Tecnologias como essas permitem o controle a distância de fábricas, o que nunca foi tão importante quanto na atual conjuntura. “Nossos produtos estão inseridos em todas as máquinas e equipamentos envolvidos na produção, o que nos faz estar presentes na ‘espinha dorsal’ do movimento produtivo. Desta forma, monitorar, coletar dados e informações e garantir a melhor performance desses equipamentos também faz parte do nosso negócio”, informa André Rodrigues, diretor administrativo e financeiro.
A WEG criou uma estrutura de negócios digitais, reforçada pela compra recente de três empresas desenvolvedoras de tecnologia 4.0. Em paralelo, incorpora cada vez mais soluções em softwares nos produtos tradicionais e amplia a integração de dados da indústria por meio de uma plataforma em nuvem, a WEGnology.
Mobilidade | Outra frente de negócios que ainda não responde por uma fatia relevante das receitas da WEG, mas que pode se revelar uma área de negócios de gigantesco potencial no futuro, é o da mobilidade elétrica. Associada ao conceito de sustentabilidade, a tecnologia é dominada pela companhia, que já fornece sistemas de tração elétrica para ônibus, caminhões, trólebus, navios e embarcações, além de sistemas de recarga para veículos. Tem parcerias com a Volkswagen e a Embraer, dentre outros fabricantes de veículos e implementos. “Estamos trabalhando não só para viabilizar a propulsão elétrica em veículos de transporte, mas também para elevar a capacidade tecnológica do Brasil”, diz Rodrigues.
A visão estratégica é de que a mobilidade elétrica é uma tendência mundial e que o Brasil, por contar com fontes hidráulica, solar e eólica, pode ser 100% sustentável, já que a recarga das baterias dos veículos poderá ser feita por meio de fontes não poluidoras. “Se tivermos as políticas certas, o Brasil poderá se tornar um player global de veículos de transporte urbano elétricos”, afirma Rodrigues.
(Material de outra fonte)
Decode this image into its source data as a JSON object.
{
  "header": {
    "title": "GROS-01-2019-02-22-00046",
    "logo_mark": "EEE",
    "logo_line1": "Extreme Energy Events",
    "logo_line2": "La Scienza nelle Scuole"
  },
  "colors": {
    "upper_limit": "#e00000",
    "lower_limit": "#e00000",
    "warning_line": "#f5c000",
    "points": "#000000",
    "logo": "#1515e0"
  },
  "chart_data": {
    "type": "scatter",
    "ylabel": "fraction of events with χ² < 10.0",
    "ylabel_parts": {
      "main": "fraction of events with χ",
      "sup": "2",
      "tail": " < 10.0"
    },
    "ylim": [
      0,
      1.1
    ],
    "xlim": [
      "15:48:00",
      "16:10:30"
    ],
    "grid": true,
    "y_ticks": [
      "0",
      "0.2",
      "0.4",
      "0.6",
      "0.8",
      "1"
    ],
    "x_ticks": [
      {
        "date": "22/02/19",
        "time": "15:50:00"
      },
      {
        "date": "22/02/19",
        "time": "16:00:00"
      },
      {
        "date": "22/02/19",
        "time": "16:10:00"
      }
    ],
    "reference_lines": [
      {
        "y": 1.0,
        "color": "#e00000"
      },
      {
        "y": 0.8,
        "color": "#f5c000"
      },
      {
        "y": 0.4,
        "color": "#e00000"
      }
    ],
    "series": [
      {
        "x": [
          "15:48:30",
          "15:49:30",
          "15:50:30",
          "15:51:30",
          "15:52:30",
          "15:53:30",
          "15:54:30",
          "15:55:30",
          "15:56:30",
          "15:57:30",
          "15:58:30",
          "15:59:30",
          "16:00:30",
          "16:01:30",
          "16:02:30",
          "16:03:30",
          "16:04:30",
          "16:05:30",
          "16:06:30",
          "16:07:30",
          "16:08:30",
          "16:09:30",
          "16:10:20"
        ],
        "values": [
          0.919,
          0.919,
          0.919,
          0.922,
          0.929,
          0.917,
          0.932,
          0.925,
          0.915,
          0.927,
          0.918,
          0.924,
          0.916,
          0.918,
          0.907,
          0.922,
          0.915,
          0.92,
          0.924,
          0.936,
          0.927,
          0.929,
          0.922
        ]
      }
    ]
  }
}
A Tupy, que fornece blocos de motores e cabeçotes ao setor automotivo, foi uma das primeiras empresas brasileiras a suspender as operações devido à crise. Essencialmente exportadora, atuante em 40 países, os executivos da companhia perceberam mais cedo a gravidade e os efeitos da pandemia que estava chegando. Ao retomar parcialmente as atividades, atuou de forma flexível, adequando a produção à demanda e formação de estoques próximos a clientes. “Toda a transformação pela qual já vínhamos passando foi acelerada e alcançamos um novo patamar de maturidade dos processos, flexibilidade e eficiência operacional e agilidade na tomada de decisões”, destaca o presidente Fernando de Rizzo.
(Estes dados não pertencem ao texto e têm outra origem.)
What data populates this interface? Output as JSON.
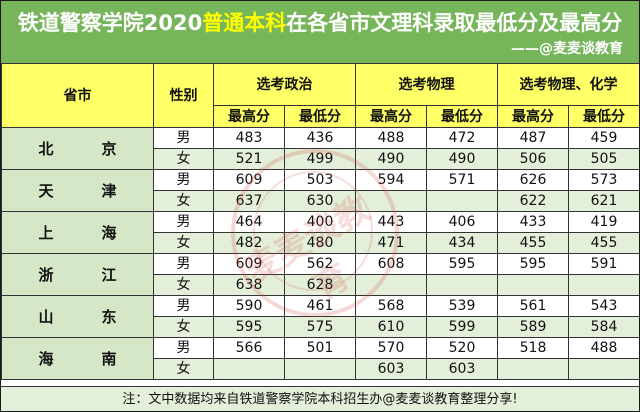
{
  "header": {
    "title_pre": "铁道警察学院2020",
    "title_highlight": "普通本科",
    "title_post": "在各省市文理科录取最低分及最高分",
    "credit": "——@麦麦谈教育"
  },
  "table": {
    "col_province": "省市",
    "col_gender": "性别",
    "groups": [
      "选考政治",
      "选考物理",
      "选考物理、化学"
    ],
    "sub_max": "最高分",
    "sub_min": "最低分",
    "provinces": [
      {
        "c1": "北",
        "c2": "京",
        "rows": [
          {
            "gender": "男",
            "v": [
              "483",
              "436",
              "488",
              "472",
              "487",
              "459"
            ]
          },
          {
            "gender": "女",
            "v": [
              "521",
              "499",
              "490",
              "490",
              "506",
              "505"
            ]
          }
        ]
      },
      {
        "c1": "天",
        "c2": "津",
        "rows": [
          {
            "gender": "男",
            "v": [
              "609",
              "503",
              "594",
              "571",
              "626",
              "573"
            ]
          },
          {
            "gender": "女",
            "v": [
              "637",
              "630",
              "",
              "",
              "622",
              "621"
            ]
          }
        ]
      },
      {
        "c1": "上",
        "c2": "海",
        "rows": [
          {
            "gender": "男",
            "v": [
              "464",
              "400",
              "443",
              "406",
              "433",
              "419"
            ]
          },
          {
            "gender": "女",
            "v": [
              "482",
              "480",
              "471",
              "434",
              "455",
              "455"
            ]
          }
        ]
      },
      {
        "c1": "浙",
        "c2": "江",
        "rows": [
          {
            "gender": "男",
            "v": [
              "609",
              "562",
              "608",
              "595",
              "595",
              "591"
            ]
          },
          {
            "gender": "女",
            "v": [
              "638",
              "628",
              "",
              "",
              "",
              ""
            ]
          }
        ]
      },
      {
        "c1": "山",
        "c2": "东",
        "rows": [
          {
            "gender": "男",
            "v": [
              "590",
              "461",
              "568",
              "539",
              "561",
              "543"
            ]
          },
          {
            "gender": "女",
            "v": [
              "595",
              "575",
              "610",
              "599",
              "589",
              "584"
            ]
          }
        ]
      },
      {
        "c1": "海",
        "c2": "南",
        "rows": [
          {
            "gender": "男",
            "v": [
              "566",
              "501",
              "570",
              "520",
              "518",
              "488"
            ]
          },
          {
            "gender": "女",
            "v": [
              "",
              "",
              "603",
              "603",
              "",
              ""
            ]
          }
        ]
      }
    ]
  },
  "note": "注：文中数据均来自铁道警察学院本科招生办@麦麦谈教育整理分享!",
  "watermark": "麦麦谈教育",
  "colors": {
    "header_bg": "#76b55a",
    "highlight": "#ffff00",
    "header_row_bg": "#ffff66",
    "light_green": "#e3efd9"
  }
}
Para o executivo, empresas como a que gerencia, que possuem gestão de risco, governança e disciplina financeira, têm melhores condições de atravessar crises como a atual. A Tupy já tinha implementado um sistema de anéis de defesa, que pode ser resumido em conjunto de ações predefinidas para reduzir custos e preservar o caixa em períodos de redução de demanda. Para internalizar os aprendizados do período de crise, a empresa instituiu um Comitê de Retomada. Além de planejar ações, também cabe ao comitê reunir as práticas adotadas no período e que podem trazer resultados positivos se forem mantidas.